I finished skimming through all the appendixes in the back of my edition
of Mary Shelley’s Frankenstein.
I finished Umberto Ecco’s On
Ugliness, which has an interesting chapter on Romanticism. I started
organizing some of the notes I have made for my essay:
The sublime
imposed a radical change in the way people saw ugliness. The aesthetic of the
sublime came just before the gothic novel along with a new sensibility towards
ruins. That which can frighten but not actually harm us produces delight.
In his System
of Aesthetics (1839), Weiss saw ugliness as an integral part of beauty.
Hugo puts beauty
in coincidence with ugliness. “Beauty has only one type. Ugliness has
thousands. Contact with the deformed has conferred the sublime upon its
portrayal in art. What we call ugly is a detail from a great whole that eludes
us.”
Frankenstein’s
monster was perhaps the first unhappy ugly man of Romanticism followed by
Quasimodo. It is interesting that the producers of the first and many
subsequent film productions of Frankenstein gave Victor Frankenstein a
Quasimodolike assistant in his experiments.
Godwin Political
Justice: The bitterest torment is uninterrupted solitude.
Wollstonecraft
Vindication: “If the hideous monster burst suddenly on our sight, fear and
disgust rendering us more severe than man ought to be … We cannot read the
heart.”
Clement Greenberg
said of Jackson Pollock that all profoundly original art looks ugly at first.
Aristotle in
Poetics talks of creating beauty through the masterful imitation of the
repulsive.
Arthur Shopenhauer
on the Object of Art: “The feeling of the sublime arises from the fact that,
something entirely unfavourable to the will becomes the object of pure
contemplation, so that such contemplation can only be maintained by turning
away from the will.” Beautiful images whet the appetite rather than invite
contemplation.
Beauty is distant.
Ugliness is too close. (Me).

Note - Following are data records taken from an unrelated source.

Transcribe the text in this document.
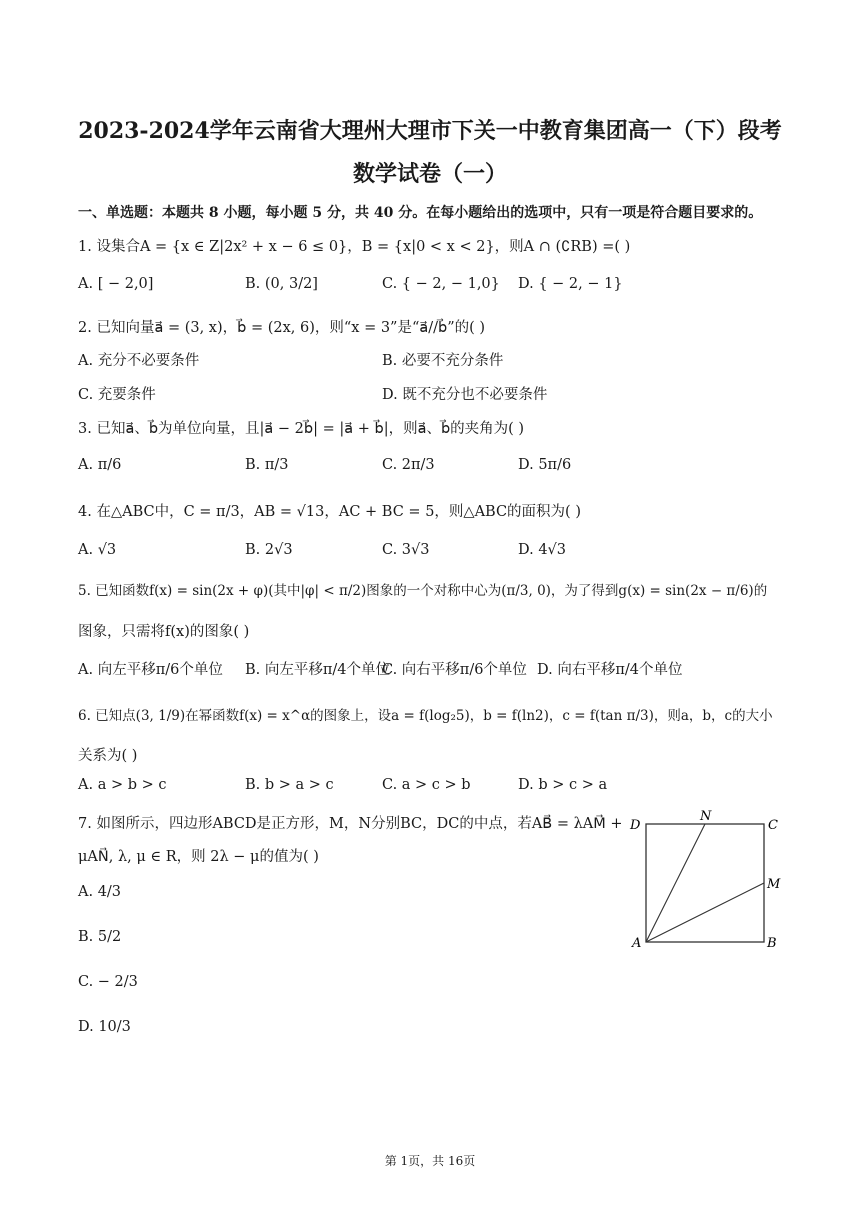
2023-2024学年云南省大理州大理市下关一中教育集团高一（下）段考
数学试卷（一）
一、单选题：本题共 8 小题，每小题 5 分，共 40 分。在每小题给出的选项中，只有一项是符合题目要求的。
1. 设集合A = {x ∈ Z|2x² + x − 6 ≤ 0}，B = {x|0 < x < 2}，则A ∩ (∁RB) =( )
A. [ − 2,0]	B. (0, 3/2]	C. { − 2, − 1,0} D. { − 2, − 1}
2. 已知向量a⃗ = (3, x)，b⃗ = (2x, 6)，则“x = 3”是“a⃗//b⃗”的( )
A. 充分不必要条件	B. 必要不充分条件
C. 充要条件	D. 既不充分也不必要条件
3. 已知a⃗、b⃗为单位向量，且|a⃗ − 2b⃗| = |a⃗ + b⃗|，则a⃗、b⃗的夹角为( )
A. π/6	B. π/3	C. 2π/3	D. 5π/6
4. 在△ABC中，C = π/3，AB = √13，AC + BC = 5，则△ABC的面积为( )
A. √3	B. 2√3	C. 3√3	D. 4√3
5. 已知函数f(x) = sin(2x + φ)(其中|φ| < π/2)图象的一个对称中心为(π/3, 0)，为了得到g(x) = sin(2x − π/6)的
图象，只需将f(x)的图象( )
A. 向左平移π/6个单位 B. 向左平移π/4个单位
C. 向右平移π/6个单位 D. 向右平移π/4个单位
6. 已知点(3, 1/9)在幂函数f(x) = x^α的图象上，设a = f(log₂5)，b = f(ln2)，c = f(tan π/3)，则a，b，c的大小
关系为( )
A. a > b > c	B. b > a > c	C. a > c > b	D. b > c > a
7. 如图所示，四边形ABCD是正方形，M，N分别BC，DC的中点，若AB⃗ = λAM⃗ +
μAN⃗, λ, μ ∈ R，则 2λ − μ的值为( )
A. 4/3
B. 5/2
C. − 2/3
D. 10/3
D
N
C
M
A	B
第 1页，共 16页
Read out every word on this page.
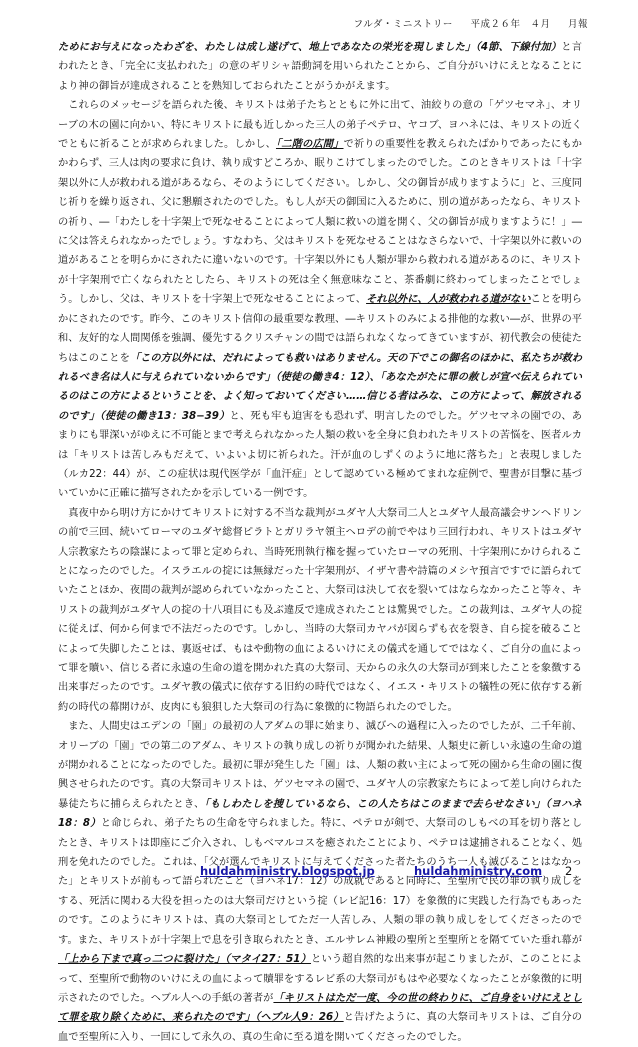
フルダ・ミニストリー 平成２６年　４月 月報

ためにお与えになったわざを、わたしは成し遂げて、地上であなたの栄光を現しました」（4節、下線付加）と言われたとき、「完全に支払われた」の意のギリシャ語動詞を用いられたことから、ご自分がいけにえとなることにより神の御旨が達成されることを熟知しておられたことがうかがえます。

これらのメッセージを語られた後、キリストは弟子たちとともに外に出て、油絞りの意の「ゲツセマネ」、オリーブの木の園に向かい、特にキリストに最も近しかった三人の弟子ペテロ、ヤコブ、ヨハネには、キリストの近くでともに祈ることが求められました。しかし、「二階の広間」で祈りの重要性を教えられたばかりであったにもかかわらず、三人は肉の要求に負け、執り成すどころか、眠りこけてしまったのでした。このときキリストは「十字架以外に人が救われる道があるなら、そのようにしてください。しかし、父の御旨が成りますように」と、三度同じ祈りを繰り返され、父に懇願されたのでした。もし人が天の御国に入るために、別の道があったなら、キリストの祈り、―「わたしを十字架上で死なせることによって人類に救いの道を開く、父の御旨が成りますように！」―に父は答えられなかったでしょう。すなわち、父はキリストを死なせることはなさらないで、十字架以外に救いの道があることを明らかにされたに違いないのです。十字架以外にも人類が罪から救われる道があるのに、キリストが十字架刑で亡くなられたとしたら、キリストの死は全く無意味なこと、茶番劇に終わってしまったことでしょう。しかし、父は、キリストを十字架上で死なせることによって、それ以外に、人が救われる道がないことを明らかにされたのです。昨今、このキリスト信仰の最重要な教理、―キリストのみによる排他的な救い―が、世界の平和、友好的な人間関係を強調、優先するクリスチャンの間では語られなくなってきていますが、初代教会の使徒たちはこのことを「この方以外には、だれによっても救いはありません。天の下でこの御名のほかに、私たちが救われるべき名は人に与えられていないからです」（使徒の働き4：12）、「あなたがたに罪の赦しが宣べ伝えられているのはこの方によるということを、よく知っておいてください……信じる者はみな、この方によって、解放されるのです」（使徒の働き13：38−39）と、死も牢も迫害をも恐れず、明言したのでした。ゲツセマネの園での、あまりにも罪深いがゆえに不可能とまで考えられなかった人類の救いを全身に負われたキリストの苦悩を、医者ルカは「キリストは苦しみもだえて、いよいよ切に祈られた。汗が血のしずくのように地に落ちた」と表現しました（ルカ22：44）が、この症状は現代医学が「血汗症」として認めている極めてまれな症例で、聖書が目撃に基づいていかに正確に描写されたかを示している一例です。

真夜中から明け方にかけてキリストに対する不当な裁判がユダヤ人大祭司二人とユダヤ人最高議会サンヘドリンの前で三回、続いてローマのユダヤ総督ピラトとガリラヤ領主ヘロデの前でやはり三回行われ、キリストはユダヤ人宗教家たちの陰謀によって罪と定められ、当時死刑執行権を握っていたローマの死刑、十字架刑にかけられることになったのでした。イスラエルの掟には無縁だった十字架刑が、イザヤ書や詩篇のメシヤ預言ですでに語られていたことほか、夜間の裁判が認められていなかったこと、大祭司は決して衣を裂いてはならなかったこと等々、キリストの裁判がユダヤ人の掟の十八項目にも及ぶ違反で達成されたことは驚異でした。この裁判は、ユダヤ人の掟に従えば、何から何まで不法だったのです。しかし、当時の大祭司カヤパが図らずも衣を裂き、自ら掟を破ることによって失脚したことは、裏返せば、もはや動物の血によるいけにえの儀式を通してではなく、ご自分の血によって罪を贖い、信じる者に永遠の生命の道を開かれた真の大祭司、天からの永久の大祭司が到来したことを象徴する出来事だったのです。ユダヤ教の儀式に依存する旧約の時代ではなく、イエス・キリストの犠牲の死に依存する新約の時代の幕開けが、皮肉にも狼狽した大祭司の行為に象徴的に物語られたのでした。

また、人間史はエデンの「園」の最初の人アダムの罪に始まり、滅びへの過程に入ったのでしたが、二千年前、オリーブの「園」での第二のアダム、キリストの執り成しの祈りが聞かれた結果、人類史に新しい永遠の生命の道が開かれることになったのでした。最初に罪が発生した「園」は、人類の救い主によって死の園から生命の園に復興させられたのです。真の大祭司キリストは、ゲツセマネの園で、ユダヤ人の宗教家たちによって差し向けられた暴徒たちに捕らえられたとき、「もしわたしを捜しているなら、この人たちはこのままで去らせなさい」（ヨハネ18：8）と命じられ、弟子たちの生命を守られました。特に、ペテロが剣で、大祭司のしもべの耳を切り落としたとき、キリストは即座にご介入され、しもべマルコスを癒されたことにより、ペテロは逮捕されることなく、処刑を免れたのでした。これは、「父が選んでキリストに与えてくださった者たちのうち一人も滅びることはなかった」とキリストが前もって語られたこと（ヨハネ17：12）の成就であると同時に、至聖所で民の罪の執り成しをする、死活に関わる大役を担ったのは大祭司だけという掟（レビ記16：17）を象徴的に実践した行為でもあったのです。このようにキリストは、真の大祭司としてただ一人苦しみ、人類の罪の執り成しをしてくださったのです。また、キリストが十字架上で息を引き取られたとき、エルサレム神殿の聖所と至聖所とを隔てていた垂れ幕が「上から下まで真っ二つに裂けた」（マタイ27：51）という超自然的な出来事が起こりましたが、このことによって、至聖所で動物のいけにえの血によって贖罪をするレビ系の大祭司がもはや必要なくなったことが象徴的に明示されたのでした。ヘブル人への手紙の著者が「キリストはただ一度、今の世の終わりに、ご自身をいけにえとして罪を取り除くために、来られたのです」（ヘブル人9：26）と告げたように、真の大祭司キリストは、ご自分の血で至聖所に入り、一回にして永久の、真の生命に至る道を開いてくださったのでした。

huldahministry.blogspot.jp	huldahministry.com 2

It could be that the very fact of improved health
and longevity has exposed us to forms of deterioration that early death
sheltered us from. In defence of our sanity we must accept diversity and alter
our understanding of beauty.
The members of the
upper classes have always seen the tastes of the lower classes as disagreeable
or ridiculous.
A stranger told
Socrates that he was a monster and that it could be seen in his body. Socrates
replied, “You know me!”
I had two potatoes and some
asparagus with gravy for dinner and a banana with raspberries and honey for
dessert and watched The Rifleman.
This story was mostly comical but
with some dramatic elements. A young lady named Rebecca arrives in North Fork
on the stage. Mark McCain is so stricken with how pretty she is that he goes
into the depot to talk with her. It turns out that she has been away but she’s
from North Fork. Mark goes to bring his father to meet her and it becomes
obvious that he is looking for a new mother. Lucas later explains to Mark that
Rebecca is closer to the boy’s age than she is to his. Meanwhile a few men have
been asking questions about Lucas. Two of them turn out to be Rebecca’s
brothers who think that Lucas has designs on their sister. The other man is a
gunman named Battle who’s been asking where Lucas lives. Rebecca’s brothers
don’t believe that Lucas isn’t after their sister. The misunderstanding leads
to a contest of fisticuffs that Lucas wins. Meanwhile Battle hooks up with two
other men, Roy Thursday and a henchman. It turns out that Lucas was responsible
for Roy going to prison and so the three are out to kill him. There is a
gunfight at the McCain ranch. Lucas has taken out two of the men but the third
has the drop on him. Just then there is a shot and the man drops. Rebecca’s
brothers have saved Lucas. Rebecca had overheard from the stage that Battle had
planned on killing someone and didn’t know who it was until she saw them follow
Lucas out if town.
Rebecca was played by Sherry
Jackson, who played Danny Thomas’s daughter on Make Room for Daddy.
Her brother Pete was played by Dan
Blocker, who played Hoss Cartwright on Bonanza.